Fast forward to 2010 and the Cordoba House project. Imam Rauf, like Archbishop Hughes before him, wants to show to the world that Muslims are a force to be reckoned with. Unfortunately the project is not right where the the dominant liberal swells couldn't miss it. It is right next to the hallowed ground of 9/11's Ground Zero.

The Cordoba Project might have made sense when the Twin Towers were standing, when they represented the cultural power of the United States. But not now, not after 9/11. The Cordoba project doesn't represent the ability of Muslims to contribute to the glory of New York City. It just shows the tone-deafness of America's elite Muslims.

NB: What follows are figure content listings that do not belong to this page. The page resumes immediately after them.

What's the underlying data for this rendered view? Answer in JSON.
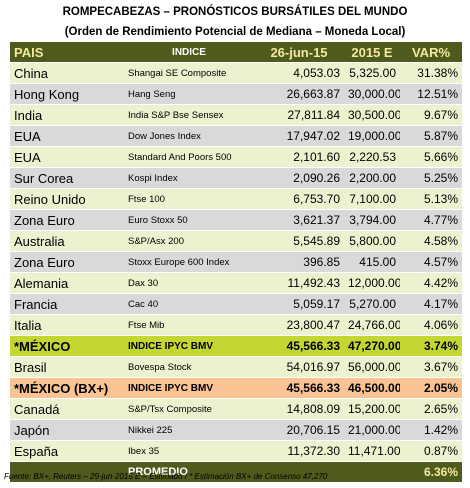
{
  "header": {
    "title": "ROMPECABEZAS  – PRONÓSTICOS BURSÁTILES DEL MUNDO",
    "subtitle": "(Orden de Rendimiento Potencial de Mediana  – Moneda Local)"
  },
  "table": {
    "columns": [
      "PAIS",
      "INDICE",
      "26-jun-15",
      "2015 E",
      "VAR%"
    ],
    "rows": [
      [
        "China",
        "Shangai SE Composite",
        "4,053.03",
        "5,325.00",
        "31.38%"
      ],
      [
        "Hong Kong",
        "Hang Seng",
        "26,663.87",
        "30,000.00",
        "12.51%"
      ],
      [
        "India",
        "India S&P Bse Sensex",
        "27,811.84",
        "30,500.00",
        "9.67%"
      ],
      [
        "EUA",
        "Dow Jones Index",
        "17,947.02",
        "19,000.00",
        "5.87%"
      ],
      [
        "EUA",
        "Standard And Poors 500",
        "2,101.60",
        "2,220.53",
        "5.66%"
      ],
      [
        "Sur Corea",
        "Kospi Index",
        "2,090.26",
        "2,200.00",
        "5.25%"
      ],
      [
        "Reino Unido",
        "Ftse 100",
        "6,753.70",
        "7,100.00",
        "5.13%"
      ],
      [
        "Zona Euro",
        "Euro Stoxx 50",
        "3,621.37",
        "3,794.00",
        "4.77%"
      ],
      [
        "Australia",
        "S&P/Asx 200",
        "5,545.89",
        "5,800.00",
        "4.58%"
      ],
      [
        "Zona Euro",
        "Stoxx Europe 600 Index",
        "396.85",
        "415.00",
        "4.57%"
      ],
      [
        "Alemania",
        "Dax 30",
        "11,492.43",
        "12,000.00",
        "4.42%"
      ],
      [
        "Francia",
        "Cac 40",
        "5,059.17",
        "5,270.00",
        "4.17%"
      ],
      [
        "Italia",
        "Ftse Mib",
        "23,800.47",
        "24,766.00",
        "4.06%"
      ],
      [
        "*MÉXICO",
        "INDICE IPYC BMV",
        "45,566.33",
        "47,270.00",
        "3.74%"
      ],
      [
        "Brasil",
        "Bovespa Stock",
        "54,016.97",
        "56,000.00",
        "3.67%"
      ],
      [
        "*MÉXICO (BX+)",
        "INDICE IPYC BMV",
        "45,566.33",
        "46,500.00",
        "2.05%"
      ],
      [
        "Canadá",
        "S&P/Tsx Composite",
        "14,808.09",
        "15,200.00",
        "2.65%"
      ],
      [
        "Japón",
        "Nikkei 225",
        "20,706.15",
        "21,000.00",
        "1.42%"
      ],
      [
        "España",
        "Ibex 35",
        "11,372.30",
        "11,471.00",
        "0.87%"
      ]
    ],
    "average": {
      "label": "PROMEDIO",
      "value": "6.36%"
    }
  },
  "footnote": "Fuente: BX+, Reuters – 29-jun-2015 E – Estimado / * Estimación BX+ de Consenso 47,270"
}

There are other differences too. Back in the 1850s the rich New York Protestants clearly represented the cultural elite heart of New York City. But now the cultural elite is the educated progressive elite of liberals. Thus the Muslims are not an insurgent group of dirt-poor Irish laborers and "nymphs of the pave" desperately working their way up from famine and indigence. They are, on the contrary, the darlings of the liberals. Liberals are pontificating up and down the land about the "right" of the Muslims to put a mosque any where they want. (Do not spend too much time waiting around for liberals to assert the right of Christians to put a church anywhere they want.)

What we are seeing is liberal street theater with the usual rent-a-mob. Also, it appears, Cordoba House is not getting funding from dirt-poor Muslim cab-drivers in Manhattan but from rich Saudi and Kuwaiti princes. Next thing we'll learn that George Soros is a contributor!

In the 21st century, if you want to prove you have hair on your chest, it's absurd to come into the public square as a liberal darling. You need to be a real grass-roots movement that must overcome every day with the scorn of the liberals. You know, like the Tea Party.